Twenty years later Jesus would once again
be in the self-same temple, shortly before his Passion,
proclaiming the Good News of the Kingdom of God. But
this time his reception by the Jewish elders and teachers,
some of them perhaps the same men he had met as a child,
was very different. Jesus was popular with the people, he
had the common touch, claiming that God had a place in his
kingdom for everyone, even the sinner and the outcast. To
make matters worse he was openly critical of the religious
establishment, condemning their corruption, privilege and
hypocrisy. In an acted parable he had even driven out of
the temple the traders and the money changers. So the
senior clerics try to discredit him – rejecting the idea
that his obvious authority was God-given - and secretly
plan to hand him over to the Roman Governor for trial as a
trouble maker.
And so it was from the temple community
that the armed search party is later sent out to look for
Jesus and to arrest him. They find him in the garden of
Gethsemane, where he has been wrestling with the prospect
of his forthcoming Passion – ‘Let not my will, but yours
be done’. I wonder whether at that moment his mind had
gone back to the temple again, to the pinnacle where he
had been taken in his imagination – and where the Devil
had tempted him to jump and to use his powers of
self-preservation to save his own life. But Jesus knew
that the work of salvation could not be completed by
self-preservation, but only, solely, through the sacrifice
of the Cross. So the Devil got his answer.

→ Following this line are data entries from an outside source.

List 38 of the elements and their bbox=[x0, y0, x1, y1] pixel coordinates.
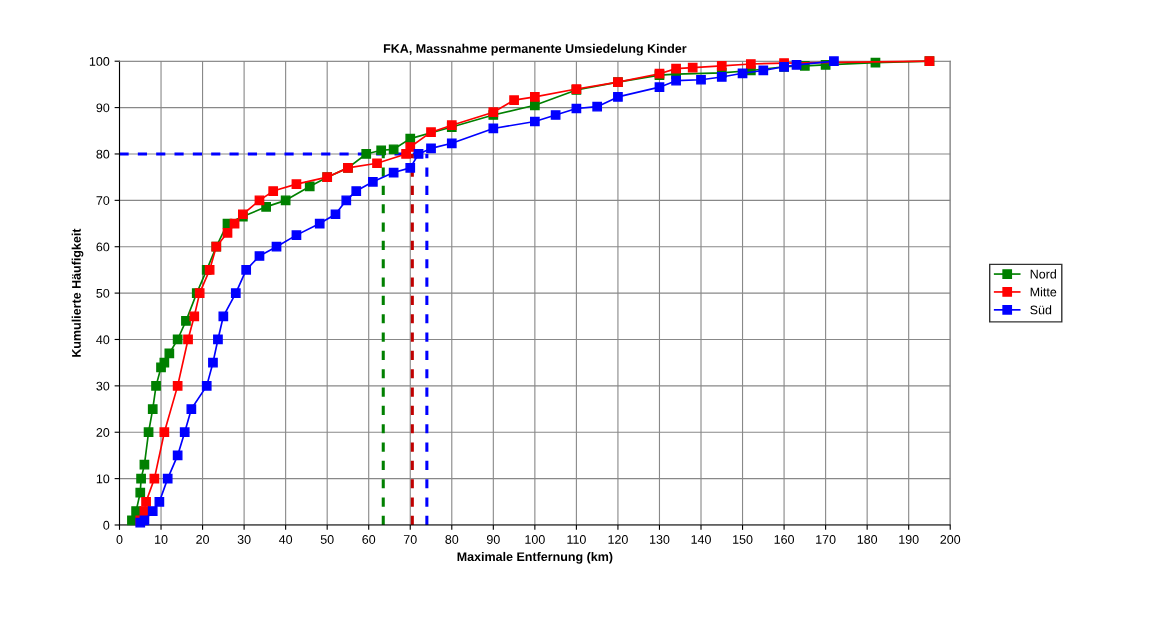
y-tick-label: 90 bbox=[96, 103, 110, 113]
y-tick-label: 50 bbox=[96, 288, 110, 298]
y-tick-label: 30 bbox=[96, 381, 110, 391]
chart-title: FKA, Massnahme permanente Umsiedelung Kinder bbox=[383, 43, 687, 56]
x-tick-label: 160 bbox=[774, 535, 795, 544]
x-tick-label: 150 bbox=[733, 535, 753, 544]
x-tick-label: 10 bbox=[155, 535, 168, 544]
x-tick-label: 40 bbox=[278, 535, 293, 544]
y-tick-label: 100 bbox=[89, 57, 110, 66]
y-axis-title: Kumulierte Häufigkeit bbox=[71, 228, 84, 357]
x-tick-label: 90 bbox=[486, 535, 500, 544]
x-tick-label: 50 bbox=[320, 535, 334, 544]
x-tick-label: 70 bbox=[403, 535, 417, 544]
x-tick-label: 60 bbox=[362, 535, 376, 544]
x-tick-label: 0 bbox=[116, 535, 123, 544]
y-tick-label: 10 bbox=[96, 474, 110, 484]
x-tick-label: 190 bbox=[899, 535, 919, 544]
y-tick-label: 60 bbox=[96, 242, 110, 252]
x-tick-label: 100 bbox=[525, 535, 545, 544]
x-tick-label: 80 bbox=[445, 535, 459, 544]
x-tick-label: 30 bbox=[237, 535, 251, 544]
x-tick-label: 110 bbox=[567, 535, 586, 544]
x-tick-label: 120 bbox=[608, 535, 628, 544]
x-tick-label: 170 bbox=[816, 535, 836, 544]
legend-label: Nord bbox=[1030, 269, 1056, 279]
x-tick-label: 130 bbox=[649, 535, 670, 544]
y-tick-label: 80 bbox=[96, 149, 110, 159]
x-tick-label: 200 bbox=[940, 535, 961, 544]
y-tick-label: 0 bbox=[103, 520, 110, 530]
legend-label: Mitte bbox=[1030, 287, 1057, 297]
x-tick-label: 180 bbox=[857, 535, 878, 544]
legend-label: Süd bbox=[1030, 305, 1052, 315]
x-tick-label: 140 bbox=[691, 535, 711, 544]
y-tick-label: 70 bbox=[96, 196, 110, 205]
x-axis-title: Maximale Entfernung (km) bbox=[457, 551, 613, 564]
y-tick-label: 40 bbox=[96, 335, 110, 345]
x-tick-label: 20 bbox=[196, 535, 210, 544]
y-tick-label: 20 bbox=[96, 428, 110, 437]
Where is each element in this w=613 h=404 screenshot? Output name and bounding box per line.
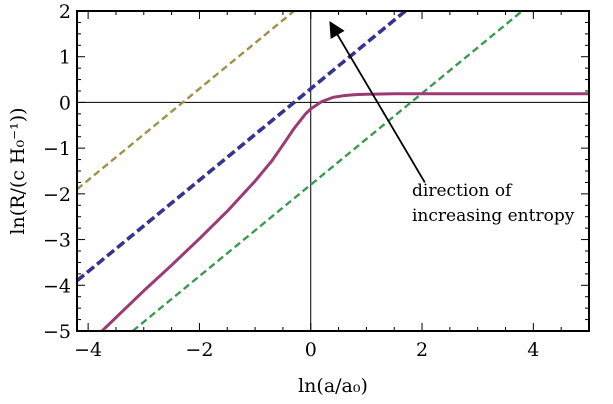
zero-axes: [77, 11, 589, 331]
dashed-line-olive: [77, 11, 296, 191]
annotation-text: direction of: [412, 181, 513, 201]
y-tick-label: 1: [59, 47, 71, 69]
y-tick-label: −5: [43, 321, 71, 343]
x-tick-label: −4: [74, 339, 102, 361]
y-tick-label: 0: [59, 92, 71, 114]
x-tick-label: 0: [305, 339, 317, 361]
series-layer: [77, 11, 589, 331]
curve-magenta: [100, 92, 589, 331]
y-tick-label: 2: [59, 1, 71, 23]
y-tick-label: −4: [43, 275, 71, 297]
y-tick-label: −1: [43, 138, 71, 160]
annotation: direction of increasing entropy: [329, 21, 575, 226]
y-tick-label: −3: [43, 230, 71, 252]
y-axis-label: ln(R/(c H₀⁻¹)): [7, 107, 29, 234]
annotation-text: increasing entropy: [412, 206, 575, 226]
x-tick-label: 2: [416, 339, 428, 361]
x-tick-label: −2: [185, 339, 213, 361]
y-tick-label: −2: [43, 184, 71, 206]
annotation-arrow: [329, 21, 426, 183]
x-tick-label: 4: [527, 339, 539, 361]
x-axis-label: ln(a/a₀): [298, 375, 368, 397]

And at the very moment of Jesus’ death,
the moment when heaven and earth at last became one, the
temple curtain was torn in two, from the top to the
bottom, and the Devil was routed.
As we move from Christmas to Lent the
gospels portray for us a Messiah whose glory lay in His
humility and obedience, a Messiah who rejected power and
fame in favour of the weak, the poor, and the rejected,
and whose very nature attracted controversy and violent
opposition. The Christian poet U.A. Fanthorpe had the
rather mischievous but totally illuminating idea of
imagining that a Wicked Fairy had visited the infant
Jesus. Had she been present at his naming ceremony, at the
Presentation in the temple, this is what she might have
said:
My gift for the child:
No wife, kids, home; No money sense.
Unemployable.
Friends, yes. But the wrong sort – The workshy, women,
wogs,
Petty infringers of the law, persons
With notifiable diseases,
Poll tax collectors, tarts; The bottom rung.
His end?
I think we’ll make it
Public, prolonged, painful.
Right, said the baby. That was roughly What we had in mind.